Because your next urinary tract infection just might be a day or two away, it’s time to load up on facts about them. Here are seven things to know about UTIs.
1. UTI Meds Decrease Necessary Vaginal Microbes
As Chutkan found in her research, antibiotics used to treat or prevent UTIs can decrease bacteria Lactobacillus, which is the necessary bacterium you need in your vagina to keep things working properly. This particular bacterium protects women from sexually transmitted diseases, yeast infections, and other possible complications.
2. Sex Is The Biggest Thing To Blame When It Comes To UTIs
If you think your hygiene has anything to do with your UTI, you’re way off base. The biggest factor in women getting UTIs is sex, because our urethra is adjacent to our vagina, so that vaginal bacterium, even the good stuff, get in the urethra and creates problems. Thanks to our vagina, which is usually our best friend, women are 10 times more likely to get UTIs than men. Thanks, vag!
3. You Actually Don’t Always Need Antibiotics To Fight UTIs
According to Chutkan, the last century has been dedicated to fighting off microbes in our bodies without the true realization that some of those microbes are our buddies. Because that’s the case and the human body is pretty much the perfect machine, urinary tract infections can often go away on their own, because your body fights them on its own terms. However, there is the off chance that a UTI could go rogue and head straight for your kidneys, so it’s always best to be safe than sorry and go see your doctor.
4. Cranberry Juice Is Your BFF When It Comes To UTIs
Studies have found that cranberries, thanks to their sulfuric acid, are a major asset when it comes to keeping UTIs at bay, so much so that women who ingest cranberry products on a daily basis get to enjoy the lower risk of getting the infection after 12 months. While 12 months may seem like a long time, there’s not time like the present to amp up your cranberry intake, especially those of you who suffer from recurrent UTIs.

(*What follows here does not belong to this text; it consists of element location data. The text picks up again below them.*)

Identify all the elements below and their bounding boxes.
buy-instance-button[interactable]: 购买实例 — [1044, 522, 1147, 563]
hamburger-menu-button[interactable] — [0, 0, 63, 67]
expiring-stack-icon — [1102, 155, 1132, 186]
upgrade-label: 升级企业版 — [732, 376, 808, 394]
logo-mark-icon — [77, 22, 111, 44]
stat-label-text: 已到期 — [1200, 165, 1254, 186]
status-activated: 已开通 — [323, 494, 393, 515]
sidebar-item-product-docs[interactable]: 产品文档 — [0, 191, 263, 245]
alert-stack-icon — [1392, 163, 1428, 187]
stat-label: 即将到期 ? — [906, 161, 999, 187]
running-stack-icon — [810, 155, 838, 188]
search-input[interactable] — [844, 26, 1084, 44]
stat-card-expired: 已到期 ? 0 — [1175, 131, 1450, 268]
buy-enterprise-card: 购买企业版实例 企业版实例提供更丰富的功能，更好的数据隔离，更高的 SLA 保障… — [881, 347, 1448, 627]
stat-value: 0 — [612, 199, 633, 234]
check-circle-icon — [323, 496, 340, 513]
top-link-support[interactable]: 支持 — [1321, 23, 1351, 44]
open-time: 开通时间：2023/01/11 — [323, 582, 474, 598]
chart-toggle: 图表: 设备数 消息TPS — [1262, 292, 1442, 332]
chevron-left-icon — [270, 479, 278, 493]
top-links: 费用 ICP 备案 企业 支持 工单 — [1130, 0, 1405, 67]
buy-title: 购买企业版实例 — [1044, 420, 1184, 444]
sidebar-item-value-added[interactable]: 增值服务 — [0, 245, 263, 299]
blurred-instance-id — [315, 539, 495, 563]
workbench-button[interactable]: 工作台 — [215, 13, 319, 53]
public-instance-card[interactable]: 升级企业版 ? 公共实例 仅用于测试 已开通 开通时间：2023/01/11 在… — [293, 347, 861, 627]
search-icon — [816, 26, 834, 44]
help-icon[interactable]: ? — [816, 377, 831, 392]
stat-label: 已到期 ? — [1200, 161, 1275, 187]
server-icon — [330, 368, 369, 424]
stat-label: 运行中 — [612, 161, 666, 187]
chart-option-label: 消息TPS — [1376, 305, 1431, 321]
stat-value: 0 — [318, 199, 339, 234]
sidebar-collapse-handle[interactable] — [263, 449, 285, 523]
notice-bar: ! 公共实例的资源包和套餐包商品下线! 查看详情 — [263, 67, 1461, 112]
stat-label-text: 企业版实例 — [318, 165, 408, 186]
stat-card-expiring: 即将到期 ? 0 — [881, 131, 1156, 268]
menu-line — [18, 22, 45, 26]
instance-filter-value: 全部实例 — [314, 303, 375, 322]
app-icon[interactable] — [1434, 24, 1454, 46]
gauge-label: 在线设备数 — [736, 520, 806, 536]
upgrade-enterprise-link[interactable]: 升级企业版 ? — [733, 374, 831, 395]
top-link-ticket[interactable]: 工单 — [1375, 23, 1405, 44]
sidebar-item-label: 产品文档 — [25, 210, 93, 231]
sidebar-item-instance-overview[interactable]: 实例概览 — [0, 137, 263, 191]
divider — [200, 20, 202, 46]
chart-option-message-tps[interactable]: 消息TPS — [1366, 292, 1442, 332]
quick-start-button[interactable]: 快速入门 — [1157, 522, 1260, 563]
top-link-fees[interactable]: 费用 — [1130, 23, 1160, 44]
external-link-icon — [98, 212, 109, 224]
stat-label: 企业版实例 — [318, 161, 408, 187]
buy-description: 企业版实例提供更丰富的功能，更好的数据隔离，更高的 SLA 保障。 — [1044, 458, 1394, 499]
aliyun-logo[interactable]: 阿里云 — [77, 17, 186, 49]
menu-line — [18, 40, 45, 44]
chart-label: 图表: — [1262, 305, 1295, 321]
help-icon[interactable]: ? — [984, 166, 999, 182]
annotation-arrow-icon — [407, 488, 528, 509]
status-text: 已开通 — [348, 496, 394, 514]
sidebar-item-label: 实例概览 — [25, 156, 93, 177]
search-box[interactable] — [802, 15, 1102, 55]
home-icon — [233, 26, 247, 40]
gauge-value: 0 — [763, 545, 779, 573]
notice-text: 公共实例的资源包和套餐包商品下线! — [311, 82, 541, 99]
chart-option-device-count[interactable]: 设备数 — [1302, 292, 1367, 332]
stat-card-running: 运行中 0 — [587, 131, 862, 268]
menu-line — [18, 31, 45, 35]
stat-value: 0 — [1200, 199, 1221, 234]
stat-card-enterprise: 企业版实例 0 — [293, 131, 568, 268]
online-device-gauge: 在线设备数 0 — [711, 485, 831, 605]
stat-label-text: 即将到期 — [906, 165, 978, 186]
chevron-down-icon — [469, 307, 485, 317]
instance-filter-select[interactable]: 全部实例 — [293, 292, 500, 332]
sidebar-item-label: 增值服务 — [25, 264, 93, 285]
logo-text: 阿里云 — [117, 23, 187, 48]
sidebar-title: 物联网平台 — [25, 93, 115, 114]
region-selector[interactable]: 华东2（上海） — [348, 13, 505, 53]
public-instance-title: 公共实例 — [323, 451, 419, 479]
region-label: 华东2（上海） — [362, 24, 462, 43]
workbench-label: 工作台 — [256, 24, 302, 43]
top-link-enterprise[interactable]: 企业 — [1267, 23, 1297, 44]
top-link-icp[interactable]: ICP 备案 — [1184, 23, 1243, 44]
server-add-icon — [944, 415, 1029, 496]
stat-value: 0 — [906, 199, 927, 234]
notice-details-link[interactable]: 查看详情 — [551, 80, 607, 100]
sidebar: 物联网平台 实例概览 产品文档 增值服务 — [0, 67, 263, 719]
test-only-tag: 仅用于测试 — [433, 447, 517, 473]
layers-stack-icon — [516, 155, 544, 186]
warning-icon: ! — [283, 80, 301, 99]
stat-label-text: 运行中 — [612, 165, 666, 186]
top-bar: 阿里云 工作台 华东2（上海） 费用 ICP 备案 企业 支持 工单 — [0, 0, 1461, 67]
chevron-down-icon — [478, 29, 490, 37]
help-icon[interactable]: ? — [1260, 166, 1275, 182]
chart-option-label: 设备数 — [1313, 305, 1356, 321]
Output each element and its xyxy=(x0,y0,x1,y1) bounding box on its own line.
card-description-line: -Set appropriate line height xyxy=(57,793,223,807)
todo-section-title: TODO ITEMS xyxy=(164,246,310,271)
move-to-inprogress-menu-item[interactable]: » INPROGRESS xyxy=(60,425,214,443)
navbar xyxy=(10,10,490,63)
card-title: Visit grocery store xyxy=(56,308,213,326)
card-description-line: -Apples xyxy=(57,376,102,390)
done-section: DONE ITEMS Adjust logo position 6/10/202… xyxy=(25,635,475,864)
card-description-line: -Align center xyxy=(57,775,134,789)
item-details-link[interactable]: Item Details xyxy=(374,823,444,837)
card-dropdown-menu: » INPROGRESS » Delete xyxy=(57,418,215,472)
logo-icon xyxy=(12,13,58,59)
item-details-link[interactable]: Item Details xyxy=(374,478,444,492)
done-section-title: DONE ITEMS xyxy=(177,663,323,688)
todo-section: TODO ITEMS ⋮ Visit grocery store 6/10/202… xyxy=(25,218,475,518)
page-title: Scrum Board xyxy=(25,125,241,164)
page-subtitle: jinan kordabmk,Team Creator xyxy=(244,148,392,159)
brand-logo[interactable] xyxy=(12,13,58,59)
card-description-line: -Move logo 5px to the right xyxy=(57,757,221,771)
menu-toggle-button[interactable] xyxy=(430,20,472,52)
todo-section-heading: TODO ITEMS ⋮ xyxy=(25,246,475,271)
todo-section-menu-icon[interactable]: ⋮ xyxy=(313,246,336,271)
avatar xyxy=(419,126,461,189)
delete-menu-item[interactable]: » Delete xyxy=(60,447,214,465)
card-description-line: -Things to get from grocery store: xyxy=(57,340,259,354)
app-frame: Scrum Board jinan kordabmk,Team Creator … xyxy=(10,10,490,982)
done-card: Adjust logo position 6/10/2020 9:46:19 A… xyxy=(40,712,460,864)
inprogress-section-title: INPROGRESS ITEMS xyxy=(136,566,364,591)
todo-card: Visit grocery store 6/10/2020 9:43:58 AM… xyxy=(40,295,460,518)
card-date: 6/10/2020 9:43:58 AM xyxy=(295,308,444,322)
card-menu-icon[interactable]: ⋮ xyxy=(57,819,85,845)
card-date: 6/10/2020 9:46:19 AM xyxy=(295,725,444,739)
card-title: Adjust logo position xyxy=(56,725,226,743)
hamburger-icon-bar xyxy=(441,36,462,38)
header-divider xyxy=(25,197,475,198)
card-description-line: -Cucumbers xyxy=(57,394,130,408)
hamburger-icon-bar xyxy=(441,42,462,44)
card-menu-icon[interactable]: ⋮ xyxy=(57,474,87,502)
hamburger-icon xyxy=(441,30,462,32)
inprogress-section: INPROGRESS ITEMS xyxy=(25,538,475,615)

5. Diaphragms Increase Your UTI Risk
Although diaphragms may seem like something your mother or grandmother used as a means to avoid getting pregnant, there are still women out there who prefer them as their main form of birth control. But the problem with the diaphragm is it presses against the urethra while it’s in place and, therefore, can create issues. Basically, if you’re someone who’s prone to UITs and you’re considering using a diaphragm, you may want to reconsider.
6. You Can't Pass A UTI
While sex may be a leading factor in why women get UTIs, it is, in no way, a sexually transmitted infection, which means it can be contracted from someone or given to someone. You may want to blame your partner for “giving” you a UTI, but he technically didn’t.
7. UTIs Are The Most Common Complaint For Women After Recovering From The Flu
According to 2013 study results published in the New York Times, for women of reproductive years the biggest complaint after getting over a cold or the flu is having a UTI. But since you’ve been sick and probably not having sex, it can seem a little perplexing, right? In this case, the reason for your UTI is due to the medication you took when you were sick.
A 2014 study by Harvard found that antihistamines and decongestants are the enemy when it comes to keeping your body free of UTIs, because they force the body to hang onto urine that should be expelled. As much as you might need that NyQuil to sleep, you need to weigh the pros and cons of it ― maybe a shot of whiskey before bed is a better option, because whiskey never gave anyone a UTI.